You can use the native encryption facility. Set the encrypt attribute on your folder or file (from the property page, click on the "advanced" button). Then you can set the users that can access the file (by default this only includes the file creator). The big advantage of this solution is that it is totally transparent from the application and the users points of view.
To do it programmatically: using the Win32 API, call EncryptFile() on the directory where you want to store your sensitive per-user data. From now on all newly created files within this dir will be encrypted and only readable by their creator (that would be the current user of your app). Alternatively you can use the FILE_ATTRIBUTE_ENCRYPTED flag on individual files at creation time. You can check encryption info from the explorer on the file's property page, and see that app-created files are correctly encrypted and restricted to their respective users. There is no password to store or use, everything is transparent.
If you want to hide data from all users then you can create a special app-specific user and impersonate it from your app. This, along with ACLs, is the blessed technique on Windows for system services.
You might want to look at Isolated Storage, which is a way of storing settings and other data on a per-application data automatically.
See an example and MSDN.
This is an alternative to storing normal settings in the registry, a better one in a lot of cases... I'm not sure how the data is stored to file however so you'd need to check, you wouldn't want it to be accessible, even encrypted, to other users.
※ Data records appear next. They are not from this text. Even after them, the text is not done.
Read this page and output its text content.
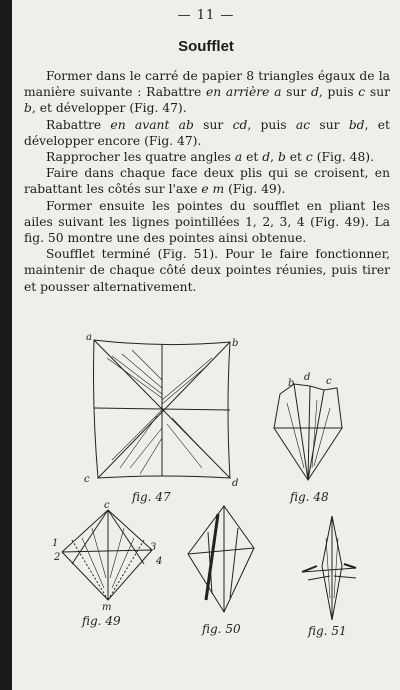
— 11 —
Soufflet

Former dans le carré de papier 8 triangles égaux de la manière suivante : Rabattre en arrière a sur d, puis c sur b, et développer (Fig. 47).

Rabattre en avant ab sur cd, puis ac sur bd, et développer encore (Fig. 47).

Rapprocher les quatre angles a et d, b et c (Fig. 48).

Faire dans chaque face deux plis qui se croisent, en rabattant les côtés sur l'axe e m (Fig. 49).

Former ensuite les pointes du soufflet en pliant les ailes suivant les lignes pointillées 1, 2, 3, 4 (Fig. 49). La fig. 50 montre une des pointes ainsi obtenue.

Soufflet terminé (Fig. 51). Pour le faire fonctionner, maintenir de chaque côté deux pointes réunies, puis tirer et pousser alternativement.

a
b
c	d
b
d c
c
1
2
3
4
m
fig. 47	fig. 48
fig. 49
fig. 50	fig. 51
From memory only the app. that created the storage can open it - but that needs checking.
Edit:
From memory when I last used this, a good approach is to write a "Setting" class which handles all the settings etc. in your app. This class then has the equivalent of Serialize and DeSerialize methods which allow it to write all its data to an IsolatedStorage file, or load them back again.
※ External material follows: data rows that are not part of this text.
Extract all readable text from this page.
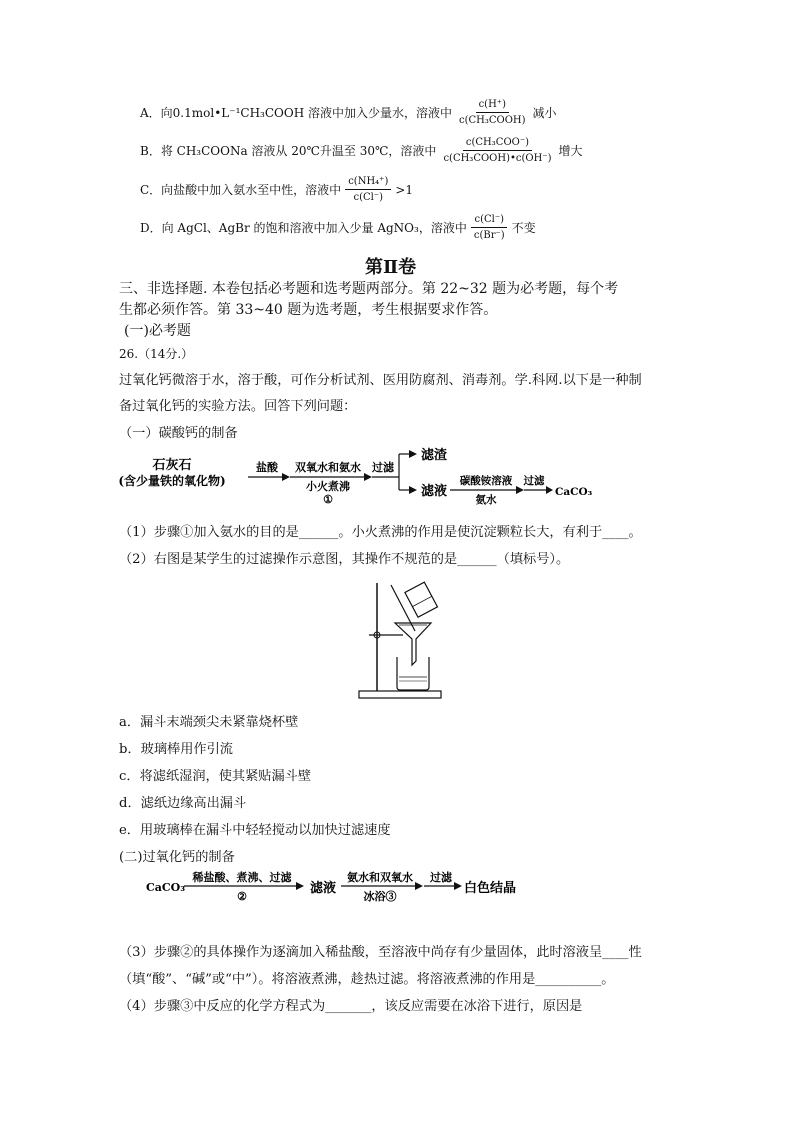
A．向0.1mol•L⁻¹CH₃COOH 溶液中加入少量水，溶液中 $\frac{c(H^+)}{\text{c(CH₃COOH)}}$ 减小
B．将 CH₃COONa 溶液从 20℃升温至 30℃，溶液中 $\frac{\text{c(CH₃COO⁻)}}{\text{c(CH₃COOH)•c(OH⁻)}}$ 增大
C．向盐酸中加入氨水至中性，溶液中 $\frac{\text{c(NH₄⁺)}}{c(Cl^-)} >1$
D．向 AgCl、AgBr 的饱和溶液中加入少量 AgNO₃，溶液中 $\frac{c(Cl^-)}{c(Br^-)}$ 不变
第Ⅱ卷
三、非选择题. 本卷包括必考题和选考题两部分。第 22~32 题为必考题，每个考
生都必须作答。第 33~40 题为选考题，考生根据要求作答。
(一)必考题
26.（14分.）
过氧化钙微溶于水，溶于酸，可作分析试剂、医用防腐剂、消毒剂。学.科网.以下是一种制
备过氧化钙的实验方法。回答下列问题：
（一）碳酸钙的制备
石灰石
(含少量铁的氧化物)
盐酸 双氧水和氨水
小火煮沸
①
过滤
滤渣
滤液
碳酸铵溶液
氨水
过滤
CaCO₃
（1）步骤①加入氨水的目的是______。小火煮沸的作用是使沉淀颗粒长大，有利于____。
（2）右图是某学生的过滤操作示意图，其操作不规范的是______（填标号）。
a．漏斗末端颈尖未紧靠烧杯壁
b．玻璃棒用作引流
c．将滤纸湿润，使其紧贴漏斗壁
d．滤纸边缘高出漏斗
e．用玻璃棒在漏斗中轻轻搅动以加快过滤速度
(二)过氧化钙的制备
CaCO₃
稀盐酸、煮沸、过滤
②
滤液
氨水和双氧水
冰浴③
过滤
白色结晶
（3）步骤②的具体操作为逐滴加入稀盐酸，至溶液中尚存有少量固体，此时溶液呈____性
（填“酸”、“碱”或“中”）。将溶液煮沸，趁热过滤。将溶液煮沸的作用是__________。
（4）步骤③中反应的化学方程式为_______，该反应需要在冰浴下进行，原因是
The extra advantage of implementing it in this way is you can use attributes to mark up bits of the source and can then use a Property Grid to quickly give you user-edit control of settings (the Property Grid manipulates class properties at runtime using reflection).
I recommend you look at the Enterprise Library Cryptography Application Block. Check this blog post. Windows has a built in Data Protection API for encrypting data, but the Crypto Application Block makes it more straightforward.
Um, what you're trying to achieve is exactly what DRM tried to achieve. Encrypt something then give the user the keys (however obfuscated) and the crypto. They did it with DVDs. They did it with Blu-Ray. They did it with iTunes.
What you are proposing to do will never be secure. Your average lay person will probably not figure it out, but any sufficiently motivated attacker will work it out and discover the keys, the algorithm and decrypt the data.
If all you're doing is encrypting user data then ask the user for their password. If you're trying to protect your internal data from the user running the application you're S.O.L.
Erm hash the password? You don't need to store the real deal anywhere on the machine just a hashed password (possibly salted too). Then when the user enters their password you perform the same operation on that and compare it to the hashed one you've stored on disk.